Plants.  The lands were probably clad with verdure during Silurian times, if not still earlier; for some rare remains of ferns and other lowly types of vegetation have been found in the strata of that system.  But it is in the Devonian that we discover for the first time the remains of extensive and luxuriant forests.  This rich flora reached its climax in the Carboniferous, and it will be more convenient to describe its varied types in the next chapter.

RHIZOCARPS.  In the shales of the Devonian are found microscopic spores of rhizocarps in such countless numbers that their weight must be reckoned in hundreds of millions of tons.  It would seem that these aquatic plants culminated in this period, and in widely distant portions of the earth swampy flats and shallow lagoons were filled with vegetation of this humble type, either growing from the bottom or floating free upon the surface.  It is to the resinous spores of the rhizocarps that the petroleum and natural gas from Devonian rocks are largely due.  The decomposition of the spores has made the shales highly bituminous, and the oil and gas have accumulated in the reservoirs of overlying porous sandstones.

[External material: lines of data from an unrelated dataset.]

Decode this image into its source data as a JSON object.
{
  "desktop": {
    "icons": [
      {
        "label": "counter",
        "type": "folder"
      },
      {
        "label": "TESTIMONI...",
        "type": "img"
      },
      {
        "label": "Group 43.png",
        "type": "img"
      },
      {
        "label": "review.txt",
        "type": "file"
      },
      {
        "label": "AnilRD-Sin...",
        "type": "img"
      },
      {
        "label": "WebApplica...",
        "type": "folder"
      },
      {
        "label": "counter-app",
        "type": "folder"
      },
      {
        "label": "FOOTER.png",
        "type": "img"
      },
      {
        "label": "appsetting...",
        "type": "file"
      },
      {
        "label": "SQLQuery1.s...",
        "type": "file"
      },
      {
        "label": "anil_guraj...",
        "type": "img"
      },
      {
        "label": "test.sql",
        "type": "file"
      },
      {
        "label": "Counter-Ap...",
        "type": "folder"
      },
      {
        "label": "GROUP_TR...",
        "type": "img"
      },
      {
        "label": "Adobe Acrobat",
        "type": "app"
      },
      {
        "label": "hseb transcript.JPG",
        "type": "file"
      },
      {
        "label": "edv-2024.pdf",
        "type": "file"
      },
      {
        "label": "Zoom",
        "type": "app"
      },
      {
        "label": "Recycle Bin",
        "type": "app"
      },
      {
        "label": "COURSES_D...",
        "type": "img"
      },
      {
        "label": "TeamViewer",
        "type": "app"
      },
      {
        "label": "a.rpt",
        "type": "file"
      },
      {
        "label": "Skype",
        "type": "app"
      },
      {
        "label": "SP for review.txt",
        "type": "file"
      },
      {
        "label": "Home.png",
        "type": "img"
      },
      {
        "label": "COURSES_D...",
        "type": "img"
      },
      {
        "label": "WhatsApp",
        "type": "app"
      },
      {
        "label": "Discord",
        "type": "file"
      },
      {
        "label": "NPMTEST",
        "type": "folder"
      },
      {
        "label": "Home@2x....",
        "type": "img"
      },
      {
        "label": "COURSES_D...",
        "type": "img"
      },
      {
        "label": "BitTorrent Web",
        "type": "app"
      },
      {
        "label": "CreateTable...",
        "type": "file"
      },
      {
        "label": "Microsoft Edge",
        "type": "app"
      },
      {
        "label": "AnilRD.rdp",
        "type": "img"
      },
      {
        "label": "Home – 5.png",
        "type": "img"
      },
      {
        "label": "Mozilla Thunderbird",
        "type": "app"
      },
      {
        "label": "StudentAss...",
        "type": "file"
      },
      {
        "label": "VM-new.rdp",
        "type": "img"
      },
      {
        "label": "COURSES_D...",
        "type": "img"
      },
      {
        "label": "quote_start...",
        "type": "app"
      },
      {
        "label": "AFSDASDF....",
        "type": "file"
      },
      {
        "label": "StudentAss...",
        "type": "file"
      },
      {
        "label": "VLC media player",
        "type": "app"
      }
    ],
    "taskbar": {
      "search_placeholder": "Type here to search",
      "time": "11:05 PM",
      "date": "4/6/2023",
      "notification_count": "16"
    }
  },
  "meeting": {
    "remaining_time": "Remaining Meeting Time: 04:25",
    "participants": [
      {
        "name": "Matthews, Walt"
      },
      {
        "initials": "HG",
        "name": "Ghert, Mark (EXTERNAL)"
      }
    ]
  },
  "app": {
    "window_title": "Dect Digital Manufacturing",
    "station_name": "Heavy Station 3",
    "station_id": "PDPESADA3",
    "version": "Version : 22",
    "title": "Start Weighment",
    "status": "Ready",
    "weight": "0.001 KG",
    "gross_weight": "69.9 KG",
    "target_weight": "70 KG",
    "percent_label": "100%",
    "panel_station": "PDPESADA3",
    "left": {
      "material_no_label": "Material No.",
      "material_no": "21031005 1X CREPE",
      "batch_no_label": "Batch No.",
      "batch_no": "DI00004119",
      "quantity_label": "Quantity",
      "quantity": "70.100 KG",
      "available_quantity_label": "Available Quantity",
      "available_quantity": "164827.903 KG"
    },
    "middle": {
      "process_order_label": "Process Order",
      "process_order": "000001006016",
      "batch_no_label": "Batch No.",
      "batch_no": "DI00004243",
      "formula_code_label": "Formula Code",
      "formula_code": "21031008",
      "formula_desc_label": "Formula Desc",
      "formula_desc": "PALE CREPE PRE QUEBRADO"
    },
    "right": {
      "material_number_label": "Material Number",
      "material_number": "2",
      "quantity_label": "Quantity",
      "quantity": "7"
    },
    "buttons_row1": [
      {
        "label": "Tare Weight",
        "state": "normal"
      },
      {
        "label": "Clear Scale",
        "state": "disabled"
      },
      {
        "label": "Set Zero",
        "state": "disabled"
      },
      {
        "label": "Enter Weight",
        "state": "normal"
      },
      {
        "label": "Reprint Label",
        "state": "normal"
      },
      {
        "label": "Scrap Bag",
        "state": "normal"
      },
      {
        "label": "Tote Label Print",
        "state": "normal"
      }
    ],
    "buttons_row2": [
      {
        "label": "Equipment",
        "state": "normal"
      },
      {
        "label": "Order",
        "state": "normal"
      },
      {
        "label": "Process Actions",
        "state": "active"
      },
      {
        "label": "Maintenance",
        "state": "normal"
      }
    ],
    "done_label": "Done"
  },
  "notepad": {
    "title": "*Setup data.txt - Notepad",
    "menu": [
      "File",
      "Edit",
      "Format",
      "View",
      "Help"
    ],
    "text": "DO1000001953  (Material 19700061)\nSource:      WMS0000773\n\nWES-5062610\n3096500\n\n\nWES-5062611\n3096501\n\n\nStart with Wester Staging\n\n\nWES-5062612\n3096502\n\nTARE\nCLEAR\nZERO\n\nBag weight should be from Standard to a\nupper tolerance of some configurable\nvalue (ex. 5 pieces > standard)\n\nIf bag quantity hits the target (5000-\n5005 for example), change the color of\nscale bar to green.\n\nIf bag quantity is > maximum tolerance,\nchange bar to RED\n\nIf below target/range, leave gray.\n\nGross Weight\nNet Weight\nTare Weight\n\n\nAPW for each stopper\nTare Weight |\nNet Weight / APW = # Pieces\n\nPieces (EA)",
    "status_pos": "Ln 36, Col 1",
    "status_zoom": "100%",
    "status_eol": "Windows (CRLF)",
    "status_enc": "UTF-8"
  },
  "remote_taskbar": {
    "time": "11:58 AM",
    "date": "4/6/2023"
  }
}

Invertebrates.  We must pass over the ever-changing groups of the invertebrates with the briefest notice.  Chain corals became extinct at the close of the Silurian, but other corals were extremely common in the Devonian seas.  At many places corals formed thin reefs, as at Louisville, Kentucky, where the hardness of the reef rock is one of the causes of the Falls of the Ohio.

Sponges, echinoderms, brachiopods, and mollusks were abundant.  The cephalopods take a new departure.  So far in all their various forms, whether straight, as the Orthoceras, or curved, or close-coiled as in the nautilus, the septum, or partition dividing the chambers, met the inner shell along a simple line, like that of the rim of a saucer.  There now begins a growth of the septum by which its edges become sharply corrugated, and the suture, or line of juncture of the septum and the shell, is thus angled.  The group in which this growth of the septum takes place is called the Goniatite (Greek GONIA, angle).